Le roi Abdallah de Jordanie a récemment déclaré à un journal français qu’il n’était pas convaincu qu’Israël voulait résoudre le conflit, en raison de l’absence d’une vision à long terme. Etes-vous d’accord avec cette déclaration ?

« J’incline à être d’accord avec le roi Abdallah. Nous pouvons parvenir à un accord parce que les grandes lignes sont connues, et je ne comprends pas bien pourquoi il n’y a pas de progrès. Peut-être en raison des différends politiques internes en Israël. Je peux dire que les Américains continuent à jouer un rôle central, et sont même impatients que nous parvenions à un accord avant la fin de l’année. Ils sont convaincus que nous sommes capables d’y arriver. »

Nous avons entendu beaucoup de versions différentes sur le pourcentage de superficie de la Cisjordanie qu’Israël est disposé à accorder à l’Etat palestinien. Pourriez-vous nous en dire plus sur le pourcentage exact ?

Abou Mazen sourit.

« On nous a présenté plus d’une proposition. Je peux vous dire que, entre autres choses, nous avons demandé des négociations sur le no man’s land et pas seulement sur l’ensemble de la Cisjordanie." [Par exemple, la région de Latrun.]

Avez-vous dit aux Israéliens qu’ils devaient se référer aux précédents documents, aux précédentes négociations comme celles menées à Taba en 2001 ?

« Israël affirme maintenant que ces pourparlers ont été menés par d’autres équipes. "Ce n’est pas nous. C’est Yossi Beilin", disent-ils. »

Abbas semble très enthousiaste quand il parle de l’Initiative de paix arabe de 2002, par laquelle 22 pays arabes ont décidé de normaliser leurs relations avec Israël si Israël se retire sur les frontières de 1967.

Il demande à Intisar, son secrétaire depuis de nombreuses années, d’apporter la version de l’initiative arabe adoptée par la Conférence du Sommet Islamique. Le document est orné des drapeaux des divers pays islamiques, y compris celui de l’Iran.

« Oui, oui, même l’Iran avait accepté à l’époque [2002 – avant l’ère de Mahmoud Ahmadinejad] les principes de l’initiative arabe, et ne l’a jamais regretté », dit-il. « J’ai présenté ce document à Olmert, qui n’a pas réagi. Malheureusement, à ce jour, il n’y a pas eu de discussion sur l’initiative par le gouvernement israélien. N’oubliez pas que c’est la première fois que même le roi d’Arabie Saoudite, qui est le gardien des lieux saints de l’Islam, s’était engagé afin de résoudre le conflit. »
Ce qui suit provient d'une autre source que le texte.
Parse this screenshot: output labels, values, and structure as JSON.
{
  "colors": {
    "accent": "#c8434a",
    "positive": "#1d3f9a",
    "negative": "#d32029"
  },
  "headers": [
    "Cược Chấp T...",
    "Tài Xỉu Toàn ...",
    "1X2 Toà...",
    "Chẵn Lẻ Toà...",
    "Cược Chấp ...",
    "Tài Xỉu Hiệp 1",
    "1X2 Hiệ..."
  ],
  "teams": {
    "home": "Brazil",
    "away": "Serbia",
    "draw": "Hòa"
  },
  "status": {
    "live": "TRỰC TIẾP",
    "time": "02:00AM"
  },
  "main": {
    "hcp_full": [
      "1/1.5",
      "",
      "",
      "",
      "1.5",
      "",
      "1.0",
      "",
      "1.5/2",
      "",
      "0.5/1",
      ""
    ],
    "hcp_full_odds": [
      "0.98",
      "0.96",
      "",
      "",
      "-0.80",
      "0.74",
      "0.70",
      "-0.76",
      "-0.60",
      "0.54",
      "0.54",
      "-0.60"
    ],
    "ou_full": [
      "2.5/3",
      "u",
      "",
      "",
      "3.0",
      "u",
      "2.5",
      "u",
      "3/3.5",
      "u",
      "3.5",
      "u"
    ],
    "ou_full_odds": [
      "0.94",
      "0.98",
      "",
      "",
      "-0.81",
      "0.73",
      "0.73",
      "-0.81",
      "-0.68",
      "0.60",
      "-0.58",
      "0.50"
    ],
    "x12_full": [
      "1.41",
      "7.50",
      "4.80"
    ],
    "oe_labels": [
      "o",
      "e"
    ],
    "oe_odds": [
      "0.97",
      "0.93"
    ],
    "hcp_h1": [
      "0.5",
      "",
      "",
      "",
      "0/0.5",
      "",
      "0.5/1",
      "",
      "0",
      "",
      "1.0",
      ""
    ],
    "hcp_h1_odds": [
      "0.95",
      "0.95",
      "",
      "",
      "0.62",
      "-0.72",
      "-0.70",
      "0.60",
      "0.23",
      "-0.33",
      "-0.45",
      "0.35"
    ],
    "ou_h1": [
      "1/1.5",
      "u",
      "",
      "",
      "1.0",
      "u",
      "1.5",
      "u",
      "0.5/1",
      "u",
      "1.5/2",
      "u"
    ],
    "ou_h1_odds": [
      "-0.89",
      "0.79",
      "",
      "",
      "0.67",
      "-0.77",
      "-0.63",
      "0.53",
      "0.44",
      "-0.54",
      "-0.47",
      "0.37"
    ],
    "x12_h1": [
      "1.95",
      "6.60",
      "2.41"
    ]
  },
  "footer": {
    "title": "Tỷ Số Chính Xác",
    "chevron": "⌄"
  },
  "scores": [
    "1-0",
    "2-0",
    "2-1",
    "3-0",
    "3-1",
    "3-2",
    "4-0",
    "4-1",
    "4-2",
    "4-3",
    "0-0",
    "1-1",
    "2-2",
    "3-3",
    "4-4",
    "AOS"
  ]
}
Il est clair que sur la question du droit au retour, les réfugiés reviendront seulement dans les secteurs de l’Etat palestinien ?

« Pas du tout. Cette question n’est pas claire du tout. Il existe aujourd’hui, cinq millions de réfugiés palestiniens dont les ancêtres ont été expulsés de la région d’Israël, et non de la Cisjordanie et de la bande de Gaza. Nous comprenons que si nous vous demandons le retour des cinq millions de réfugiés en Israël, l’État d’Israël serait détruit. Mais il nous faut parler de compromis et voir quel nombre vous pourriez accepter. Nous avons à parler de la reconnaissance par Israël de sa responsabilité dans le problème des réfugiés, et nous discuterons ensuite du droit au retour dans la pratique. Les Palestiniens qui ne pourront pas revenir en Israël pourront revenir en Palestine. S’ils décident de rester dans le pays où ils vivent, ils recevront une indemnisation, de même que les pays qui les absorberont.
Il y a une question centrale qu’Israël a tendance à ignorer: les actifs des Absents. C’est une question très importante, presque la base du problème. Nous avons l’intention de discuter avec Israël du nombre de réfugiés qui reviendront dans sa partie. On me critique parce que je n’exige pas le retour de l’ensemble des cinq millions de réfugiés, mais je dis que nous demanderons le retour d’un nombre raisonnable de réfugiés en Israël. L’initiative de paix arabe dit également qu’une solution au problème des réfugiés doit être trouvée avec Israël, conformément à la résolution 194 de l’Assemblée Générale des Nations Unies [de 1948]. »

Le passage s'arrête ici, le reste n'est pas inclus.